In Democracy in America, Alexis de Tocqueville famously wrote of the lassitude that could arise in a nation. He described “an innumerable multitude of men all equal and alike, incessantly endeavoring to procure the petty and paltry pleasures with which they glut their lives.” That multitude would be governed by an “immense and tutelary power, which takes upon itself alone to secure their gratifications, and to watch over their fate.” The people, in such a condition, would be reduced to enervation: “The will of man is not shattered, but softened, bent, and guided: men are seldom forced by it to act, but they are constantly restrained from acting: such a power does not destroy, but it prevents existence; it does not tyrannize, but it compresses, enervates, extinguishes, and stupefies a people, till each nation is reduced to be nothing better than a flock of timid and industrious animals, of which the government is the shepherd.”

A people that has lost hope, and has retreated from fractious, risky individualism to the comfort of centralized power; a people that has surrendered its autonomy in the mistaken belief that its autonomy was always an illusion. Once they begin to believe that their choices aren’t their own, that broad and powerful systems are to blame for their individual problems—then they are ripe for something far worse. They are ripe for tyranny.

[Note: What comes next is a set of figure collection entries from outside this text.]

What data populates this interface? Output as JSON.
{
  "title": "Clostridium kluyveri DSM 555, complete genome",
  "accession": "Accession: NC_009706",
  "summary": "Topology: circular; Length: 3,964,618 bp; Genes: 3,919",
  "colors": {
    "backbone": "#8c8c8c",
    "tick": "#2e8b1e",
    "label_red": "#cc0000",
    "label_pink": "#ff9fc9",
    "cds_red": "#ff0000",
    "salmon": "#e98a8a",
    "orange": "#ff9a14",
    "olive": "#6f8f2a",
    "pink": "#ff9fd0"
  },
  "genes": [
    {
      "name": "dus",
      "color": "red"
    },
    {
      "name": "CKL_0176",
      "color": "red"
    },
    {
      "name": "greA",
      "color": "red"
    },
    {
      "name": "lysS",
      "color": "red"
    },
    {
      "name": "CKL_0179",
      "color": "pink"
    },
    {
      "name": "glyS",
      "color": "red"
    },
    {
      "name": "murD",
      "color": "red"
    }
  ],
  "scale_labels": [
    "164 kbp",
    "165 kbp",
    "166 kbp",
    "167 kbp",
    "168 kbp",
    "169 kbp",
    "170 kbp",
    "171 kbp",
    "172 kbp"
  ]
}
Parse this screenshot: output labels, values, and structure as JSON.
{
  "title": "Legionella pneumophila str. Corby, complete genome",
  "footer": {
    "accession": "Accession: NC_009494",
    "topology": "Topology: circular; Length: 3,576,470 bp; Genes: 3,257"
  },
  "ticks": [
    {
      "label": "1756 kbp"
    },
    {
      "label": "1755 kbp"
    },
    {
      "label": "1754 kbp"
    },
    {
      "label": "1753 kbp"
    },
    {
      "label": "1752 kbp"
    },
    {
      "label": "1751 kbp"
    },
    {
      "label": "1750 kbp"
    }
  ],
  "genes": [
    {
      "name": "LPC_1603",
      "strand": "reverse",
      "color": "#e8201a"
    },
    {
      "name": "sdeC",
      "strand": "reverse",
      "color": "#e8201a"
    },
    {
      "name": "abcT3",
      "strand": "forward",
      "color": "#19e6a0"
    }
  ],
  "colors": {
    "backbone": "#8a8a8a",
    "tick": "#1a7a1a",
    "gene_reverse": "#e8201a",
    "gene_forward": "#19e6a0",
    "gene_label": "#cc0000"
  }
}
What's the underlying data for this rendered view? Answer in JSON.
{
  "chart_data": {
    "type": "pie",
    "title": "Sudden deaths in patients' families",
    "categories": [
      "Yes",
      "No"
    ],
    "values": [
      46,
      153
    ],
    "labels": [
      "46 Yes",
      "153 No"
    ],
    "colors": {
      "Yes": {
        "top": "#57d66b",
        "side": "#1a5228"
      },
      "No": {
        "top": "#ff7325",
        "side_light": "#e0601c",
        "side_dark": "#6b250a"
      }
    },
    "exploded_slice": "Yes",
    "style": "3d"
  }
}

Enervation eventually gives way to frustration, and then to rage, as soft despotism fails to achieve utopia. Then the people are left with a stark choice: a reversion to freedom, or the embrace of autocracy. As de Tocqueville concluded, “The vices of rulers and the ineptitude of the people would speedily bring about its ruin; and the nation, weary of its representatives and of itself, would create freer institutions, or soon return to stretch itself at the feet of a single master.”